Joint Mean and Correlation Regression Models for Multivariate Data
Zhi Yang Tho, Francis K. C. Hui, Tao Zou
TL;DR
This paper introduces a joint mean and correlation regression model for multivariate data, allowing heterogeneous mean effects across responses and correlation structure driven by predictor-based similarity matrices. It develops joint estimating equations and a constrained, iterative estimation procedure (including an ADMM-based step) to ensure positive-definite correlation matrices, with asymptotic theory showing consistency and normality under diverging numbers of responses. Simulations demonstrate strong finite-sample performance for both mean and correlation inference, and an ecological application to Carabidae abundances in Scotland highlights heterogeneous environmental effects and trait-driven residual correlations.

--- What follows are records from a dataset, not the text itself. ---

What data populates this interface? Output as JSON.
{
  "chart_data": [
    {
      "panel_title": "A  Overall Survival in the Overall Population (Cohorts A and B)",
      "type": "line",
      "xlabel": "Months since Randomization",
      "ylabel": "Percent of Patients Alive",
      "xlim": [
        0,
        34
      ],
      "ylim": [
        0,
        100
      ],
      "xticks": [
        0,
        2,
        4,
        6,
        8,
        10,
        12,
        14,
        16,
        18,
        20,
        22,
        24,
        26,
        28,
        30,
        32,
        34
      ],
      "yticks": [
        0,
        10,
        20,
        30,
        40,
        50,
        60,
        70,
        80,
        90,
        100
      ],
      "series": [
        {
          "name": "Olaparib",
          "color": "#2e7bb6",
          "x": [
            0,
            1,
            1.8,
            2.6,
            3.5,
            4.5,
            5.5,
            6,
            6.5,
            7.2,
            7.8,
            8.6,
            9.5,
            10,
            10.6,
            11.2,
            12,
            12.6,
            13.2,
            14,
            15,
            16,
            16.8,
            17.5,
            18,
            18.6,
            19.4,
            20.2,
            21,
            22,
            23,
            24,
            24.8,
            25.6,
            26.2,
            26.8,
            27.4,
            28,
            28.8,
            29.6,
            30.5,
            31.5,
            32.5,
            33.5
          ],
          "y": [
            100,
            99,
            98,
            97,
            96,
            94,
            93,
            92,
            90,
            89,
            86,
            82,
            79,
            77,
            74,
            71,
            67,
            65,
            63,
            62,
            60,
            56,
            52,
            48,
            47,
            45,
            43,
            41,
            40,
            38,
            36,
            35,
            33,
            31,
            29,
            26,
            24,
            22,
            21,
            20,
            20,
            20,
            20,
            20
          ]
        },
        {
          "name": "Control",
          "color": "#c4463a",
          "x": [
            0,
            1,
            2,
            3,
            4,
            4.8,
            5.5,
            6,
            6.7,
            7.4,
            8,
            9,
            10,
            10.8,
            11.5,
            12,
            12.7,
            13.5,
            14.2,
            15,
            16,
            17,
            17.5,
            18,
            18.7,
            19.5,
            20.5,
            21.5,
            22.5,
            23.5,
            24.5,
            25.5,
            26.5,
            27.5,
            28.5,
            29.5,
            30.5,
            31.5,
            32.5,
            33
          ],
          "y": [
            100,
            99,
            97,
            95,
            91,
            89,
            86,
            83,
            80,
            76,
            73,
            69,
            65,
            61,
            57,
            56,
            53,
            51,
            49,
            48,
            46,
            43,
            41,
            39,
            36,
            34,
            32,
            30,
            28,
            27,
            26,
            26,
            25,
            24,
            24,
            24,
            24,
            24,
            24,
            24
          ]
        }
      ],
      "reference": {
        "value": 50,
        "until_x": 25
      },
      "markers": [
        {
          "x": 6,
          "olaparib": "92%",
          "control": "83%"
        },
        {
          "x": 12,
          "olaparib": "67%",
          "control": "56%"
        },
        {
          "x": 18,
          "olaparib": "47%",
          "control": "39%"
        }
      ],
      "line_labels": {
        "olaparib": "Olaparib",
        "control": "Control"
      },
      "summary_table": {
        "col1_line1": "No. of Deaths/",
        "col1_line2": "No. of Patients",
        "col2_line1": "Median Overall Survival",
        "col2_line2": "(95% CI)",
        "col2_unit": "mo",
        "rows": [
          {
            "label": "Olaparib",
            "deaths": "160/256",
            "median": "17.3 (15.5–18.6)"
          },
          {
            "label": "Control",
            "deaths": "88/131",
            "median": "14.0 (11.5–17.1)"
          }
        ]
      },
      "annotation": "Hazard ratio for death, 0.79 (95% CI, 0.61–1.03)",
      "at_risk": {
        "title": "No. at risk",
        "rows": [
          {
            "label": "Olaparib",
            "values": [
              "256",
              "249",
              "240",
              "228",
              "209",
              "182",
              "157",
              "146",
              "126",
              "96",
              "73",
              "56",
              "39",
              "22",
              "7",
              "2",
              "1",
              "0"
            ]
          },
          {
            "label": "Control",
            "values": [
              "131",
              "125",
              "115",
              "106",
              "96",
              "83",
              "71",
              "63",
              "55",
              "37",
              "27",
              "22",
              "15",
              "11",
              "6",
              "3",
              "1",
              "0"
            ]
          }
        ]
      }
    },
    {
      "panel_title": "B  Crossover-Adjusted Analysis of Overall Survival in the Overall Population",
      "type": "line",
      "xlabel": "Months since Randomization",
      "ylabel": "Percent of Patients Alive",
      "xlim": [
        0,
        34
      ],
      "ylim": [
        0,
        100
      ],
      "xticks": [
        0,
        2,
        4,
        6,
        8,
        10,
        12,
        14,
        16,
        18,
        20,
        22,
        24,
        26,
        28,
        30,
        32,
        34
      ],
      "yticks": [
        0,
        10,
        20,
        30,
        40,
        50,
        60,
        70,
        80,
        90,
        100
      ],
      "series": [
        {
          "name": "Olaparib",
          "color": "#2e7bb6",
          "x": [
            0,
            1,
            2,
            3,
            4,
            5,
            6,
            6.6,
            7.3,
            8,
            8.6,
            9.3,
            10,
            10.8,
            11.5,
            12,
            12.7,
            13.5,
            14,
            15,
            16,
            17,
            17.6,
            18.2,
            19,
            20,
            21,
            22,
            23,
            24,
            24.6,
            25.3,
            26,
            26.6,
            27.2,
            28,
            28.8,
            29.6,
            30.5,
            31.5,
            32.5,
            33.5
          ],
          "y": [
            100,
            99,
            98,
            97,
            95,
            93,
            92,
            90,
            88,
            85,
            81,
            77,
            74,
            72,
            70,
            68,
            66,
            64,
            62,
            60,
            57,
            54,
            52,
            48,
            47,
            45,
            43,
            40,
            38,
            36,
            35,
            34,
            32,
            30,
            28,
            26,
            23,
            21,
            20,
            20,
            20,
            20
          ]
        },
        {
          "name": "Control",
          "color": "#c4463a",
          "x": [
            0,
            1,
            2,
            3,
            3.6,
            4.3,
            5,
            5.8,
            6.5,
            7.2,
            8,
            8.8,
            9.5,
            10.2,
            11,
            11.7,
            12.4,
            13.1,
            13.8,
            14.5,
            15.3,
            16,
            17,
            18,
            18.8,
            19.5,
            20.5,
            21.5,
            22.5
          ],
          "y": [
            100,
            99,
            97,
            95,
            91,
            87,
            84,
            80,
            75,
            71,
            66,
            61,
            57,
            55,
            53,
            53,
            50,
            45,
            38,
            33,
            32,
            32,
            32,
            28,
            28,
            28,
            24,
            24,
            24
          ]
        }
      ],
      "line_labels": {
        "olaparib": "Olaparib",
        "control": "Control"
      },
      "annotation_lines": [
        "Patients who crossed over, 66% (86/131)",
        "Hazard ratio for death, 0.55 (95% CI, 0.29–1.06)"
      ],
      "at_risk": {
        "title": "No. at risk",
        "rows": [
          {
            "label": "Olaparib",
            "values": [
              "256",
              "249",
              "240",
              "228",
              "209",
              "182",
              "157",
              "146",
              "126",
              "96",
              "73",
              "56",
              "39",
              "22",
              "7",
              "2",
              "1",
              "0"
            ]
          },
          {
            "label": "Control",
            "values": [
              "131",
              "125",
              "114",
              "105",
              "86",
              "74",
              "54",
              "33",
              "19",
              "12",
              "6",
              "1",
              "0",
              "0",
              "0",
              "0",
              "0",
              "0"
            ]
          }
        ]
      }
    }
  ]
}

The framework broadens GEEs by integrating correlation regression with mean modeling, enabling simultaneous inference on mean effects and between-response dependencies in complex, multivariate, potentially high-dimensional settings.
Abstract
We propose a joint mean and correlation regression model for multivariate discrete and (semi-)continuous response data, that simultaneously regresses the mean of each response against a set of covariates, and the correlations between responses against a set of similarity/distance measures. A set of joint estimating equations are formulated to construct an estimator of both the mean regression coefficients and the correlation regression parameters. Under a general setting where the number of responses can tend to infinity, the joint estimator is demonstrated to be consistent and asymptotically normally distributed, with differing rates of convergence due to the mean regression coefficients being heterogeneous across responses. An iterative estimation procedure is developed to obtain parameter estimates in the required (constrained) parameter space. Simulations demonstrate the strong finite sample performance of the proposed estimator in terms of point estimation and inference. We apply the proposed model to a count dataset of 38 Carabidae ground beetle species sampled throughout Scotland, along with information about the environmental conditions of each site and the traits of each species. Results show the relationship between mean abundance and environmental covariates differs across the beetle species, and that beetle total length is important in driving the correlations between species.